Monday, October 15, 2007

BOUFFON GLASS MENAJOREE

BOUFFON GLASS MENAJOREE
This is high stakes, take-no-prisoners, in your face, screamingly funny, shockingly repulsive, undeniably powerful theatre at its most inspired, smart, and enlightened. You better exit the Wingfields house through the set-piece door because even a momentary lapse in illusion could cost you your “stabber.”

I have never seen anything quite like this in my life. Ever.

What a trio! This was a true jazz fest! A feast of solo virtuosic riffs interspersed amid transcendent group orchestration. The actors are as pitch perfect in their individual performances as they are as an ensemble. To play to extremis on a dime, without losing your credibility or humor is genius acting. And these three actors are genius. So is the direction. Davis has struck a perfect balance between the grotesque and the absurd, and though there are certainly moments that are repulsive, they are never offensive, or in bad taste. Perhaps because he has chosen to punctuate this world with moments of spot-on physical and verbal choreography, we are continually reminded that we are in the hands of artists, and so never far from the sublime.

Bouffon so often sags under the weight of its social commentary, or righteous indignation at the affronteries it is lampooning, that it loses its buoyance and becomes a pedantic harangue we can hardly bear to watch. But there is nothing heavy in this grotesque world. And so we watch it. Lap it up. Let it in. How else do we sit happily watching Laura in a hospital johnny wearing nothing but adult Pampers and nipple cups, ( or whatever you call whatever those were), and changing her crippled leg from right to left with an impunity that’s as funny as it is startling. Or mother, for whom tidying up for the guests means to sweep all the dreck down between your voluminous breasts, eat a stick of butter, smear it on your chest, and slap your daughter around a little, while brother challenges the audience to give him a blow job and then humps his sister.
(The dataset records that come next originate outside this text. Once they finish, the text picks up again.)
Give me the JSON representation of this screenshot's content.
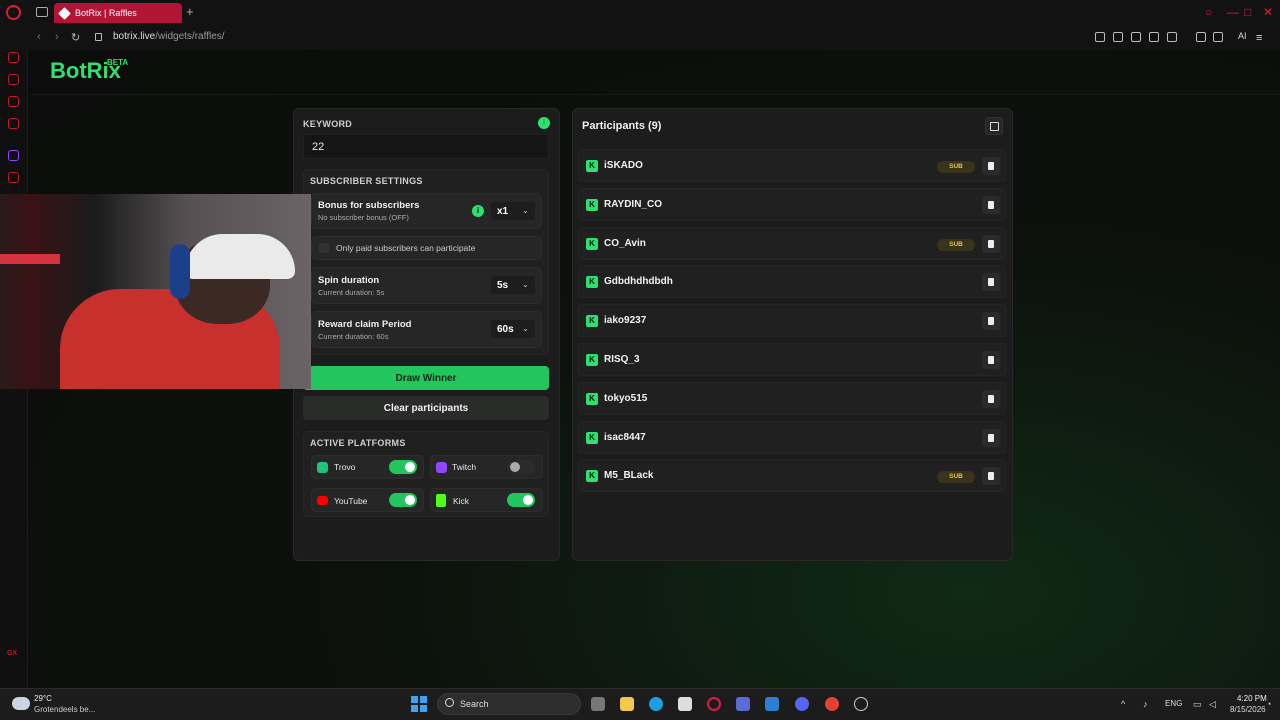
{
  "browser": {
    "tab_title": "BotRix | Raffles",
    "url_host": "botrix.live",
    "url_path": "/widgets/raffles/",
    "ai_label": "AI"
  },
  "app": {
    "logo": "BotRix",
    "beta": "BETA"
  },
  "raffle": {
    "keyword_label": "KEYWORD",
    "keyword_value": "22",
    "info_icon": "i",
    "subscriber_settings_label": "SUBSCRIBER SETTINGS",
    "bonus_title": "Bonus for subscribers",
    "bonus_sub": "No subscriber bonus (OFF)",
    "bonus_value": "x1",
    "paid_only_label": "Only paid subscribers can participate",
    "spin_title": "Spin duration",
    "spin_sub": "Current duration: 5s",
    "spin_value": "5s",
    "reward_title": "Reward claim Period",
    "reward_sub": "Current duration: 60s",
    "reward_value": "60s",
    "draw_label": "Draw Winner",
    "clear_label": "Clear participants",
    "platforms_label": "ACTIVE PLATFORMS",
    "platforms": [
      {
        "name": "Trovo",
        "enabled": true,
        "color": "#1ec47a"
      },
      {
        "name": "Twitch",
        "enabled": false,
        "color": "#9146ff"
      },
      {
        "name": "YouTube",
        "enabled": true,
        "color": "#ff0000"
      },
      {
        "name": "Kick",
        "enabled": true,
        "color": "#53fc18"
      }
    ]
  },
  "participants": {
    "title": "Participants (9)",
    "sub_badge": "SUB",
    "kick_glyph": "K",
    "list": [
      {
        "name": "iSKADO",
        "sub": true
      },
      {
        "name": "RAYDIN_CO",
        "sub": false
      },
      {
        "name": "CO_Avin",
        "sub": true
      },
      {
        "name": "Gdbdhdhdbdh",
        "sub": false
      },
      {
        "name": "iako9237",
        "sub": false
      },
      {
        "name": "RISQ_3",
        "sub": false
      },
      {
        "name": "tokyo515",
        "sub": false
      },
      {
        "name": "isac8447",
        "sub": false
      },
      {
        "name": "M5_BLack",
        "sub": true
      }
    ]
  },
  "taskbar": {
    "weather_temp": "29°C",
    "weather_desc": "Grotendeels be...",
    "search_label": "Search",
    "lang": "ENG",
    "time": "4:20 PM",
    "date": "8/15/2026"
  },
  "sidebar": {
    "gx_label": "GX"
  },
  "colors": {
    "accent": "#2ee06f",
    "browser_accent": "#e11b3c"
  }
}
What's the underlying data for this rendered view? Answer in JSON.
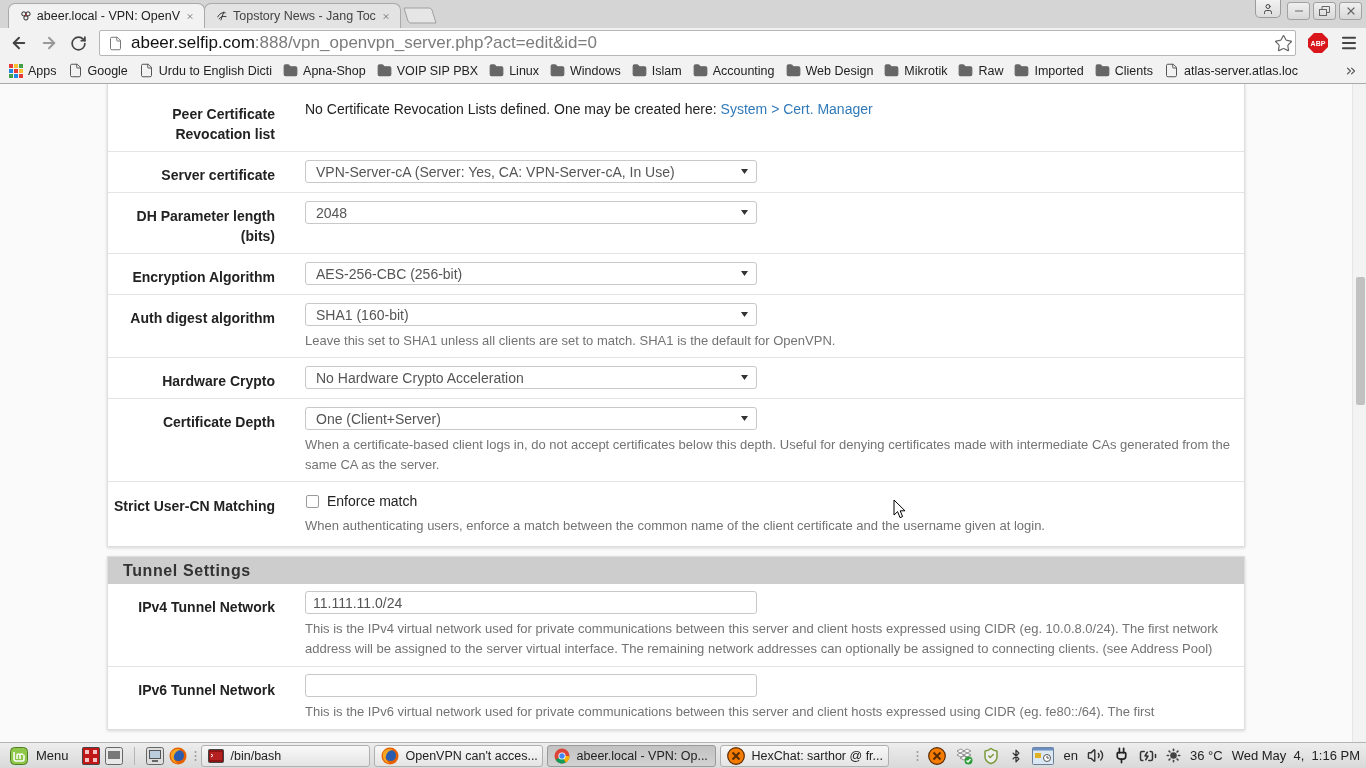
{
  "browser": {
    "tabs": [
      {
        "title": "abeer.local - VPN: OpenV",
        "selected": true,
        "kind": "rings"
      },
      {
        "title": "Topstory News - Jang Toc",
        "selected": false,
        "kind": "script"
      }
    ],
    "address": {
      "host": "abeer.selfip.com",
      "path": ":888/vpn_openvpn_server.php?act=edit&id=0"
    },
    "extension_badge": "ABP",
    "bookmarks": [
      {
        "label": "Apps",
        "kind": "apps"
      },
      {
        "label": "Google",
        "kind": "page"
      },
      {
        "label": "Urdu to English Dicti",
        "kind": "page"
      },
      {
        "label": "Apna-Shop",
        "kind": "folder"
      },
      {
        "label": "VOIP SIP PBX",
        "kind": "folder"
      },
      {
        "label": "Linux",
        "kind": "folder"
      },
      {
        "label": "Windows",
        "kind": "folder"
      },
      {
        "label": "Islam",
        "kind": "folder"
      },
      {
        "label": "Accounting",
        "kind": "folder"
      },
      {
        "label": "Web Design",
        "kind": "folder"
      },
      {
        "label": "Mikrotik",
        "kind": "folder"
      },
      {
        "label": "Raw",
        "kind": "folder"
      },
      {
        "label": "Imported",
        "kind": "folder"
      },
      {
        "label": "Clients",
        "kind": "folder"
      },
      {
        "label": "atlas-server.atlas.loc",
        "kind": "page"
      }
    ]
  },
  "sections": [
    {
      "rows": [
        {
          "label": "Peer Certificate Revocation list",
          "kind": "note",
          "text": "No Certificate Revocation Lists defined. One may be created here:",
          "link": "System > Cert. Manager"
        },
        {
          "label": "Server certificate",
          "kind": "select",
          "value": "VPN-Server-cA (Server: Yes, CA: VPN-Server-cA, In Use)"
        },
        {
          "label": "DH Parameter length (bits)",
          "kind": "select",
          "value": "2048"
        },
        {
          "label": "Encryption Algorithm",
          "kind": "select",
          "value": "AES-256-CBC (256-bit)"
        },
        {
          "label": "Auth digest algorithm",
          "kind": "select",
          "value": "SHA1 (160-bit)",
          "help": "Leave this set to SHA1 unless all clients are set to match. SHA1 is the default for OpenVPN."
        },
        {
          "label": "Hardware Crypto",
          "kind": "select",
          "value": "No Hardware Crypto Acceleration"
        },
        {
          "label": "Certificate Depth",
          "kind": "select",
          "value": "One (Client+Server)",
          "help": "When a certificate-based client logs in, do not accept certificates below this depth. Useful for denying certificates made with intermediate CAs generated from the same CA as the server."
        },
        {
          "label": "Strict User-CN Matching",
          "kind": "checkbox",
          "option": "Enforce match",
          "checked": false,
          "help": "When authenticating users, enforce a match between the common name of the client certificate and the username given at login."
        }
      ]
    },
    {
      "title": "Tunnel Settings",
      "rows": [
        {
          "label": "IPv4 Tunnel Network",
          "kind": "input",
          "value": "11.111.11.0/24",
          "help": "This is the IPv4 virtual network used for private communications between this server and client hosts expressed using CIDR (eg. 10.0.8.0/24). The first network address will be assigned to the server virtual interface. The remaining network addresses can optionally be assigned to connecting clients. (see Address Pool)"
        },
        {
          "label": "IPv6 Tunnel Network",
          "kind": "input",
          "help": "This is the IPv6 virtual network used for private communications between this server and client hosts expressed using CIDR (eg. fe80::/64). The first"
        }
      ]
    }
  ],
  "taskbar": {
    "menu": "Menu",
    "windows": [
      {
        "title": "/bin/bash",
        "kind": "terminal",
        "selected": false
      },
      {
        "title": "OpenVPN can't acces...",
        "kind": "firefox",
        "selected": false
      },
      {
        "title": "abeer.local - VPN: Op...",
        "kind": "chrome",
        "selected": true
      },
      {
        "title": "HexChat: sarthor @ fr...",
        "kind": "hexchat",
        "selected": false
      }
    ],
    "keyboard_layout": "en",
    "temperature": "36 °C",
    "clock": "Wed May  4,  1:16 PM"
  }
}
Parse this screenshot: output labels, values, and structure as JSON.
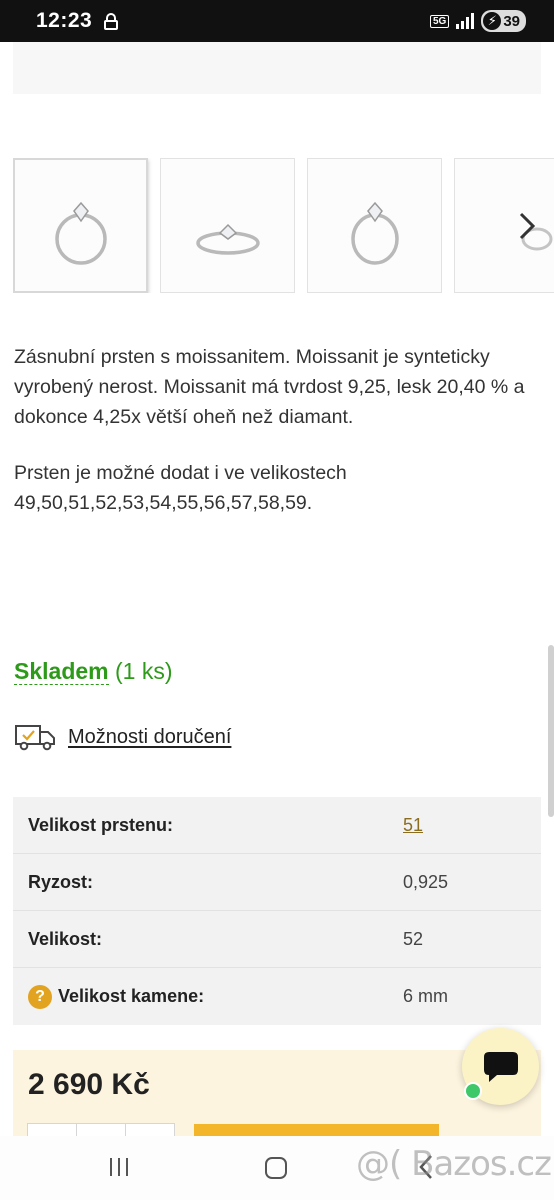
{
  "status_bar": {
    "time": "12:23",
    "network": "5G",
    "battery": "39"
  },
  "gallery": {
    "thumbnails": [
      "ring-thumbnail-1",
      "ring-thumbnail-2",
      "ring-thumbnail-3",
      "ring-thumbnail-4"
    ],
    "next_icon": "chevron-right-icon"
  },
  "description": {
    "paragraph1": "Zásnubní prsten s moissanitem. Moissanit je synteticky vyrobený nerost. Moissanit má tvrdost 9,25, lesk 20,40 % a dokonce 4,25x větší oheň než diamant.",
    "paragraph2": "Prsten je možné dodat i ve velikostech 49,50,51,52,53,54,55,56,57,58,59."
  },
  "stock": {
    "label": "Skladem",
    "count": "(1 ks)"
  },
  "delivery": {
    "label": "Možnosti doručení",
    "icon": "truck-icon"
  },
  "params": [
    {
      "label": "Velikost prstenu:",
      "value": "51",
      "link": true,
      "help": false
    },
    {
      "label": "Ryzost:",
      "value": "0,925",
      "link": false,
      "help": false
    },
    {
      "label": "Velikost:",
      "value": "52",
      "link": false,
      "help": false
    },
    {
      "label": "Velikost kamene:",
      "value": "6 mm",
      "link": false,
      "help": true,
      "help_symbol": "?"
    }
  ],
  "price": {
    "value": "2 690 Kč"
  },
  "watermark": "@( Bazos.cz",
  "colors": {
    "stock_green": "#2e9a1a",
    "accent_gold": "#f3b62a",
    "link_brown": "#8a6d1f",
    "price_bg": "#fdf4df"
  }
}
Why would anyone do this to an American masterpiece? Because, as Walter Kerr once wrote: “Comedy scratches freely [in public] in order to add the last necessary ounce of truth.” It’s probably best we keep those truths to ourselves ..which is why it sure feels good, and right, to laugh about them in a crowd of fellow scratchers .. or, to again quote Kerr, “boobs of a feather.”

And the Gentleman Caller! Let’s just say that this is the best audience participation show I have ever been to. Jim should always be a volunteer (volunteer? maybe, hostage is more accurate) from the audience. What better way to underscore the difference in worlds. And the awkwardness of a first date. The abiding image for me from the production, and the one which feels like a perfect metaphor for our experience of the production, is of Jim, the Gentleman Caller ringing the “doorbell.” Standing obediently with his index finger outstretched, as instructed by the lascivious, deliriously repulsive and hysterically funny “Tom”, he pumps it back and forth through the little “o” which Tom has made with his own index finger and thumb. “Jim’s” disgust that he is doing this is surpassed only by his disbelief which in turn is surpassed only by his delight .. and which again is surpassed only by ours!

My god! These guys did exactly as they cautioned they would: “If you go with us, there’s no going back!” No going back? Yippee! Who wants to? This is the true Menagerie! We recognize this family as our own … with the lid, and the music off. I’m ruined. I never want to see a ‘normal’ production of Glass Menagerie again.

1 comment:

DADAPALOOZA said...

Jane-- I think your comments are RIGHT ON! (This is the only show I've seen that you've written about, so I don't know how I would feel about the other shows-- but I agree with you on this one. It's a great show. It's got a wonderful viciousness-- And it reminds me of (and I think is ultimately more successful than) 500 Clown Macbeth, which is coming to PS-122 in December.